In ecological surveys of the area, other animal species observed include fish such as the plains topminnow (Fundulus sciadicus), brassy minnow (Hybognathus hankinsoni), fathead minnow (Pimephales promelas), and Iowa darter (Etheostoma exile), and amphibians such as the plains leopard frog (Lithobates blairi), western chorus frog (Pseudacris triseriata), and Woodhouse's toad (Anaxyrus woodhousii). The caddisfly and many other aquatic, semiaquatic, and terrestrial insects are food for such fauna; the Platte River caddisfly is a common food source for the brook stickleback (Culaea inconstans).

== Description ==
Ironoquia plattensis is a brown-colored caddisfly measuring 5.5 to 6.5 millimeters, with a forewing length of 6.5 to 8.0 millimeters. In comparison with other members of the Ironoquia genus, the Platte River caddisfly is relatively smaller. This size difference is used to distinguish it from Ironoquia punctatissima, which co-occurs with Ironoquia plattensis.

Iqonoquia plattensis falls in the family of Limnephilidae that is used to categorize northern caddisflies. The closest relative of Ironoquia plattensis is Ironoquia parvula, which is found in Ohio.

The Platte River caddisfly has brown and white wing membranes. Its head is brown and its abdomen is yellow-brown.
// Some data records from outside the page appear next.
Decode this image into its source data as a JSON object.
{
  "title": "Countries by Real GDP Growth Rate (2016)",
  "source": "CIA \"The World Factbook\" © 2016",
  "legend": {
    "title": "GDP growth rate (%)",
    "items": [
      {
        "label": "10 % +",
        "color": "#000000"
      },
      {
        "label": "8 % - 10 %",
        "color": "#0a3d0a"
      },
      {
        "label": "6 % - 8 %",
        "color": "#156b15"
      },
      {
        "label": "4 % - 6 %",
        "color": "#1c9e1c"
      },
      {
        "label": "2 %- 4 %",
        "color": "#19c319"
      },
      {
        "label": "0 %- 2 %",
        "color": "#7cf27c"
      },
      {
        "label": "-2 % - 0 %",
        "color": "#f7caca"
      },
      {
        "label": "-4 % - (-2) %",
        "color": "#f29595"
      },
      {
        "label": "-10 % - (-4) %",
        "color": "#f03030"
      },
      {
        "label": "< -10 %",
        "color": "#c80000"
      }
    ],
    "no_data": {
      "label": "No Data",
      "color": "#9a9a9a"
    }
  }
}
Ironoquia plattensis, like other caddisflies, produces silk that is used to construct cases of organic material, offering protection to the larvae.

== Geographic range and habitat ==
Surveys at forty-eight sites detected the presence of Ironoquia plattensis along the Platte River; these were conducted between 1999 and 2004. Ironoquia plattensis was listed as a Tier 1 species by the Nebraska Natural Legacy Project.

In 2009, Ironoquia plattensis was discovered along the Loup River and Elkhorn River. Due to geographic isolation, the population of Ironoquia plattensis along the Elkhorn River demonstrates genetic divergence from the populations of the insect along the Platte River and Loup River.

The Platte River caddisfly possesses certain traits that enable survival in areas with climatic extremes, which occur in Nebraska. These include the ability to tolerate both drought and flooding by burrowing into the hyporheic zone. It is possible that Ironoquia plattensis lays its eggs there, without the presence of water. While surviving in a variety of conditions, Ironoquia plattensis does well in intermittent sloughs.

== Lifecycle ==
Ironoquia plattensis is adapted to the "temporary floodplain habitat" of the Platte River and its tributaries. Platte River caddisfly adults fly between September and October. Emerging in the latter part of September, an adult Platte River caddisfly lives between seven and ten days during which females oviposit on the surface of water. These eggs sink to the bottom of the slough and then hatch as first instars in November. During the winter, the larvae build their case and develop to the fourth instar. As fifth instars, the larvae emerge from the water between April and June and aestivate in plant litter on the banks of the slough or aestivate while burrowed in the ground. They then pupate in their cases, before emerging as adults in September.

== Diet ==
Underwater, the Platte River caddisfly larvae feed upon senescent botanical sources. This aids with decomposition of organic matter in the Platte River. Adults ingest liquids.

== Predation ==
In sites with permanent hydroperiods, Ironoquia plattensis experiences predation from fish and amphibians. Larger insects, such as dragonflies and beetles consume the Platte River caddisfly. Among fish, the brook stickleback, redear sunfish, fathead minnow, common carp, and largemouth bass use Ironoquia plattensis as a food source.